As can be seen from the Wilson Sons announcement, no agreement has been entered into by Wilson Sons in relation to the container terminal and logistics assets and there can be no certainty that any transaction will be entered into.  A further announcement will be made in due course, if it is appropriate to do so."

The Company advises that no final decision has yet been taken by Wilson Sons Limited with respect to pursuing any such alternatives and there can be no certainty that any transaction will occur.


Economists are expecting the economic recovery in Brazil to accelerate in 2019 as the new government's more pro-business stance helps boost economic growth. Following receipt of the necessary environmental licenses, we started work on the expansion of the Tecon Salvador container terminal in 2018 which is forecast for completion in the second half of 2020. The completed terminal expansion will further develop and improve this important asset and enhance our operational capability.
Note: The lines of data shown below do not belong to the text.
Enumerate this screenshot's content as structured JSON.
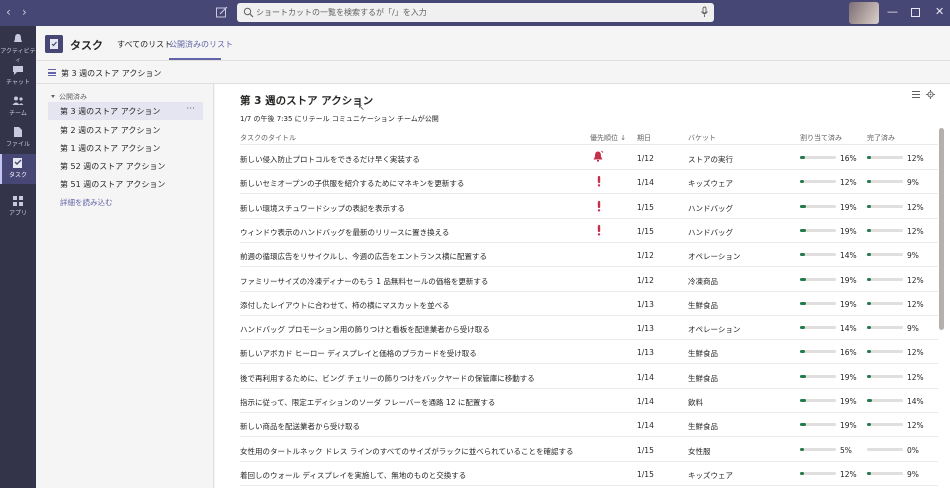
{
  "search": {
    "placeholder": "ショートカットの一覧を検索するが「/」を入力"
  },
  "rail": [
    {
      "label": "アクティビティ",
      "icon": "bell-icon"
    },
    {
      "label": "チャット",
      "icon": "chat-icon"
    },
    {
      "label": "チーム",
      "icon": "teams-icon"
    },
    {
      "label": "ファイル",
      "icon": "file-icon"
    },
    {
      "label": "タスク",
      "icon": "tasks-icon",
      "active": true
    },
    {
      "label": "アプリ",
      "icon": "apps-icon"
    }
  ],
  "app": {
    "title": "タスク",
    "tabs": [
      {
        "label": "すべてのリスト"
      },
      {
        "label": "公開済みのリスト",
        "active": true
      }
    ]
  },
  "subheader": {
    "title": "第 3 週のストア アクション"
  },
  "sidebar": {
    "section": "公開済み",
    "items": [
      {
        "label": "第 3 週のストア アクション",
        "active": true
      },
      {
        "label": "第 2 週のストア アクション"
      },
      {
        "label": "第 1 週のストア アクション"
      },
      {
        "label": "第 52 週のストア アクション"
      },
      {
        "label": "第 51 週のストア アクション"
      }
    ],
    "more_glyph": "···",
    "read_more": "詳細を読み込む"
  },
  "main": {
    "title": "第 3 週のストア アクション",
    "published_info": "1/7 の午後 7:35 にリテール コミュニケーション チームが公開",
    "columns": {
      "title": "タスクのタイトル",
      "priority": "優先順位 ↓",
      "due": "期日",
      "bucket": "バケット",
      "assigned": "割り当て済み",
      "done": "完了済み"
    },
    "rows": [
      {
        "title": "新しい侵入防止プロトコルをできるだけ早く実装する",
        "priority": "urgent",
        "due": "1/12",
        "bucket": "ストアの実行",
        "assigned": "16%",
        "assigned_v": 16,
        "done": "12%",
        "done_v": 12
      },
      {
        "title": "新しいセミオープンの子供服を紹介するためにマネキンを更新する",
        "priority": "important",
        "due": "1/14",
        "bucket": "キッズウェア",
        "assigned": "12%",
        "assigned_v": 12,
        "done": "9%",
        "done_v": 9
      },
      {
        "title": "新しい環境スチュワードシップの表記を表示する",
        "priority": "important",
        "due": "1/15",
        "bucket": "ハンドバッグ",
        "assigned": "19%",
        "assigned_v": 19,
        "done": "12%",
        "done_v": 12
      },
      {
        "title": "ウィンドウ表示のハンドバッグを最新のリリースに置き換える",
        "priority": "important",
        "due": "1/15",
        "bucket": "ハンドバッグ",
        "assigned": "19%",
        "assigned_v": 19,
        "done": "12%",
        "done_v": 12
      },
      {
        "title": "前週の循環広告をリサイクルし、今週の広告をエントランス横に配置する",
        "priority": "",
        "due": "1/12",
        "bucket": "オペレーション",
        "assigned": "14%",
        "assigned_v": 14,
        "done": "9%",
        "done_v": 9
      },
      {
        "title": "ファミリーサイズの冷凍ディナーのもう 1 品無料セールの価格を更新する",
        "priority": "",
        "due": "1/12",
        "bucket": "冷凍商品",
        "assigned": "19%",
        "assigned_v": 19,
        "done": "12%",
        "done_v": 12
      },
      {
        "title": "添付したレイアウトに合わせて、柿の横にマスカットを並べる",
        "priority": "",
        "due": "1/13",
        "bucket": "生鮮食品",
        "assigned": "19%",
        "assigned_v": 19,
        "done": "12%",
        "done_v": 12
      },
      {
        "title": "ハンドバッグ プロモーション用の飾りつけと看板を配達業者から受け取る",
        "priority": "",
        "due": "1/13",
        "bucket": "オペレーション",
        "assigned": "14%",
        "assigned_v": 14,
        "done": "9%",
        "done_v": 9
      },
      {
        "title": "新しいアボカド ヒーロー ディスプレイと価格のプラカードを受け取る",
        "priority": "",
        "due": "1/13",
        "bucket": "生鮮食品",
        "assigned": "16%",
        "assigned_v": 16,
        "done": "12%",
        "done_v": 12
      },
      {
        "title": "後で再利用するために、ビング チェリーの飾りつけをバックヤードの保管庫に移動する",
        "priority": "",
        "due": "1/14",
        "bucket": "生鮮食品",
        "assigned": "19%",
        "assigned_v": 19,
        "done": "12%",
        "done_v": 12
      },
      {
        "title": "指示に従って、限定エディションのソーダ フレーバーを通路 12 に配置する",
        "priority": "",
        "due": "1/14",
        "bucket": "飲料",
        "assigned": "19%",
        "assigned_v": 19,
        "done": "14%",
        "done_v": 14
      },
      {
        "title": "新しい商品を配送業者から受け取る",
        "priority": "",
        "due": "1/14",
        "bucket": "生鮮食品",
        "assigned": "19%",
        "assigned_v": 19,
        "done": "12%",
        "done_v": 12
      },
      {
        "title": "女性用のタートルネック ドレス ラインのすべてのサイズがラックに並べられていることを確認する",
        "priority": "",
        "due": "1/15",
        "bucket": "女性服",
        "assigned": "5%",
        "assigned_v": 5,
        "done": "0%",
        "done_v": 0
      },
      {
        "title": "着回しのウォール ディスプレイを実施して、無地のものと交換する",
        "priority": "",
        "due": "1/15",
        "bucket": "キッズウェア",
        "assigned": "12%",
        "assigned_v": 12,
        "done": "9%",
        "done_v": 9
      }
    ]
  },
  "colors": {
    "accent": "#6264a7",
    "titlebar": "#464775",
    "rail": "#33344a",
    "progress": "#237b4b",
    "important": "#c4314b"
  }
}
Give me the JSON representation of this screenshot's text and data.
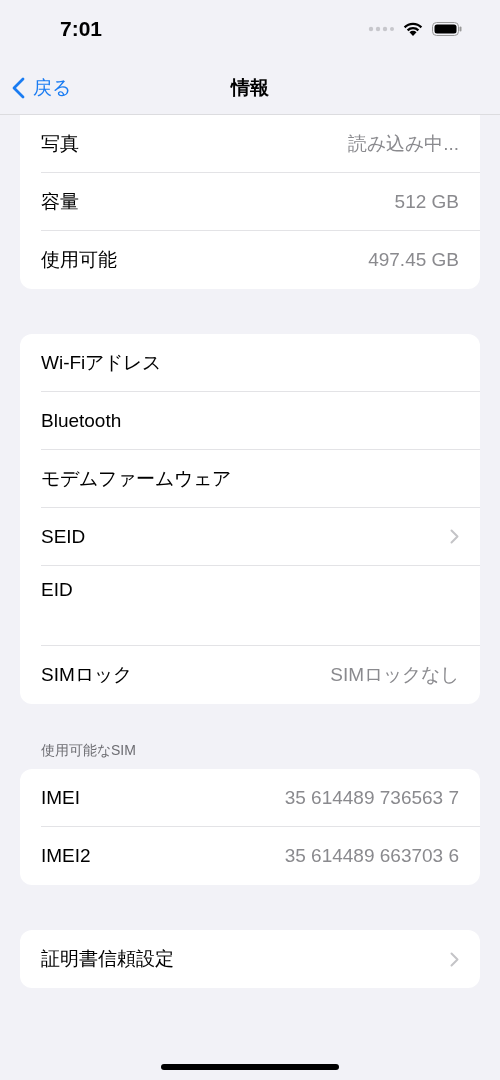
{
  "status_bar": {
    "time": "7:01"
  },
  "nav": {
    "back": "戻る",
    "title": "情報"
  },
  "groups": [
    {
      "rows": [
        {
          "label": "写真",
          "value": "読み込み中...",
          "kind": "value"
        },
        {
          "label": "容量",
          "value": "512 GB",
          "kind": "value"
        },
        {
          "label": "使用可能",
          "value": "497.45 GB",
          "kind": "value"
        }
      ],
      "cut_top": true
    },
    {
      "rows": [
        {
          "label": "Wi-Fiアドレス",
          "kind": "plain"
        },
        {
          "label": "Bluetooth",
          "kind": "plain"
        },
        {
          "label": "モデムファームウェア",
          "kind": "plain"
        },
        {
          "label": "SEID",
          "kind": "chevron"
        },
        {
          "label": "EID",
          "kind": "stacked"
        },
        {
          "label": "SIMロック",
          "value": "SIMロックなし",
          "kind": "value"
        }
      ]
    },
    {
      "header": "使用可能なSIM",
      "rows": [
        {
          "label": "IMEI",
          "value": "35 614489 736563 7",
          "kind": "value"
        },
        {
          "label": "IMEI2",
          "value": "35 614489 663703 6",
          "kind": "value"
        }
      ]
    },
    {
      "rows": [
        {
          "label": "証明書信頼設定",
          "kind": "chevron"
        }
      ]
    }
  ]
}
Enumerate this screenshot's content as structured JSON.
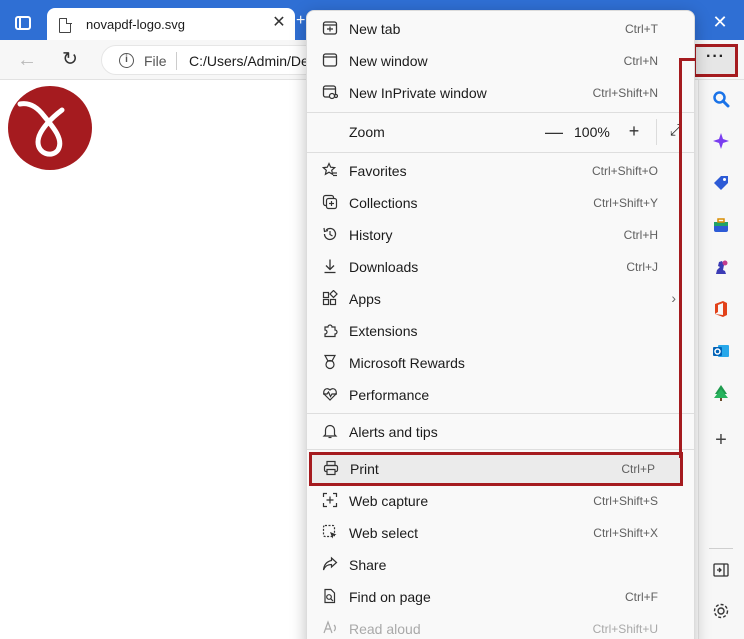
{
  "tab": {
    "title": "novapdf-logo.svg",
    "close": "✕",
    "new_tab": "+"
  },
  "window": {
    "close": "✕"
  },
  "toolbar": {
    "back": "←",
    "refresh": "↻",
    "info": "i",
    "file_label": "File",
    "url": "C:/Users/Admin/De",
    "more": "···"
  },
  "menu": {
    "new_tab": {
      "label": "New tab",
      "shortcut": "Ctrl+T"
    },
    "new_window": {
      "label": "New window",
      "shortcut": "Ctrl+N"
    },
    "new_inprivate": {
      "label": "New InPrivate window",
      "shortcut": "Ctrl+Shift+N"
    },
    "zoom": {
      "label": "Zoom",
      "minus": "—",
      "value": "100%",
      "plus": "+",
      "fullscreen": "⤢"
    },
    "favorites": {
      "label": "Favorites",
      "shortcut": "Ctrl+Shift+O"
    },
    "collections": {
      "label": "Collections",
      "shortcut": "Ctrl+Shift+Y"
    },
    "history": {
      "label": "History",
      "shortcut": "Ctrl+H"
    },
    "downloads": {
      "label": "Downloads",
      "shortcut": "Ctrl+J"
    },
    "apps": {
      "label": "Apps",
      "arrow": "›"
    },
    "extensions": {
      "label": "Extensions"
    },
    "rewards": {
      "label": "Microsoft Rewards"
    },
    "performance": {
      "label": "Performance"
    },
    "alerts": {
      "label": "Alerts and tips"
    },
    "print": {
      "label": "Print",
      "shortcut": "Ctrl+P"
    },
    "web_capture": {
      "label": "Web capture",
      "shortcut": "Ctrl+Shift+S"
    },
    "web_select": {
      "label": "Web select",
      "shortcut": "Ctrl+Shift+X"
    },
    "share": {
      "label": "Share"
    },
    "find": {
      "label": "Find on page",
      "shortcut": "Ctrl+F"
    },
    "read_aloud": {
      "label": "Read aloud",
      "shortcut": "Ctrl+Shift+U"
    }
  },
  "sidebar": {
    "add": "+"
  },
  "colors": {
    "accent": "#2f6fd4",
    "highlight": "#a51b1f",
    "logo": "#a51b1f"
  }
}
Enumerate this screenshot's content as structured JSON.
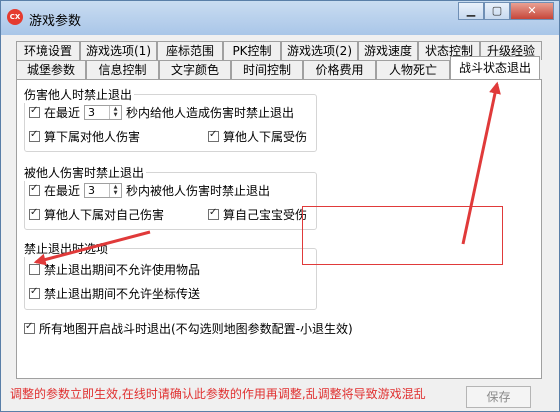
{
  "window": {
    "title": "游戏参数",
    "app_icon_text": "CX"
  },
  "tabs": {
    "row1": [
      "环境设置",
      "游戏选项(1)",
      "座标范围",
      "PK控制",
      "游戏选项(2)",
      "游戏速度",
      "状态控制",
      "升级经验"
    ],
    "row2": [
      "城堡参数",
      "信息控制",
      "文字颜色",
      "时间控制",
      "价格费用",
      "人物死亡",
      "战斗状态退出"
    ]
  },
  "group1": {
    "title": "伤害他人时禁止退出",
    "recent_label": "在最近",
    "recent_value": "3",
    "recent_suffix": "秒内给他人造成伤害时禁止退出",
    "opt_subordinate_damage": "算下属对他人伤害",
    "opt_others_subordinate_hurt": "算他人下属受伤"
  },
  "group2": {
    "title": "被他人伤害时禁止退出",
    "recent_label": "在最近",
    "recent_value": "3",
    "recent_suffix": "秒内被他人伤害时禁止退出",
    "opt_others_subordinate_damage": "算他人下属对自己伤害",
    "opt_own_pet_hurt": "算自己宝宝受伤"
  },
  "group3": {
    "title": "禁止退出时选项",
    "opt_no_items": "禁止退出期间不允许使用物品",
    "opt_no_teleport": "禁止退出期间不允许坐标传送"
  },
  "all_maps_option": "所有地图开启战斗时退出(不勾选则地图参数配置-小退生效)",
  "save_label": "保存",
  "warning": "调整的参数立即生效,在线时请确认此参数的作用再调整,乱调整将导致游戏混乱",
  "colors": {
    "warning": "#e03030",
    "annotation": "#e03a3a"
  }
}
Demand at our container terminals business remains firm with volumes expected to be in line with 2018. Competition in the Brazilian towage market remains strong, however we remain confident in the strength of our business to face these challenges. The Brazilian offshore oil and gas market is expected to face another difficult year with demand for both offshore vessel hire and new vessel construction remaining sluggish although we continue to explore alternative revenue streams for our off-hire supply vessels. Two new contracts for the PSVs Fulmar and Ostreiro to provide shallow-water diving support services are scheduled to start in March 2019. The shipyard orderbook consists of one 90-tonne bollard pull tugboat for our fleet to be delivered in 2019. There are also 22 scheduled dry-dockings consisting of 11 tugboats for Wilson Sons, 10 tugboats for third parties and one PSV for our offshore joint venture. While the Group faces a number of challenges in 2019 we are confident in the resilience of our Brazilian businesses and the solid performances delivered over many years gives us encouragement that we are well placed to face the coming challenges and take advantage of business opportunities as they arise.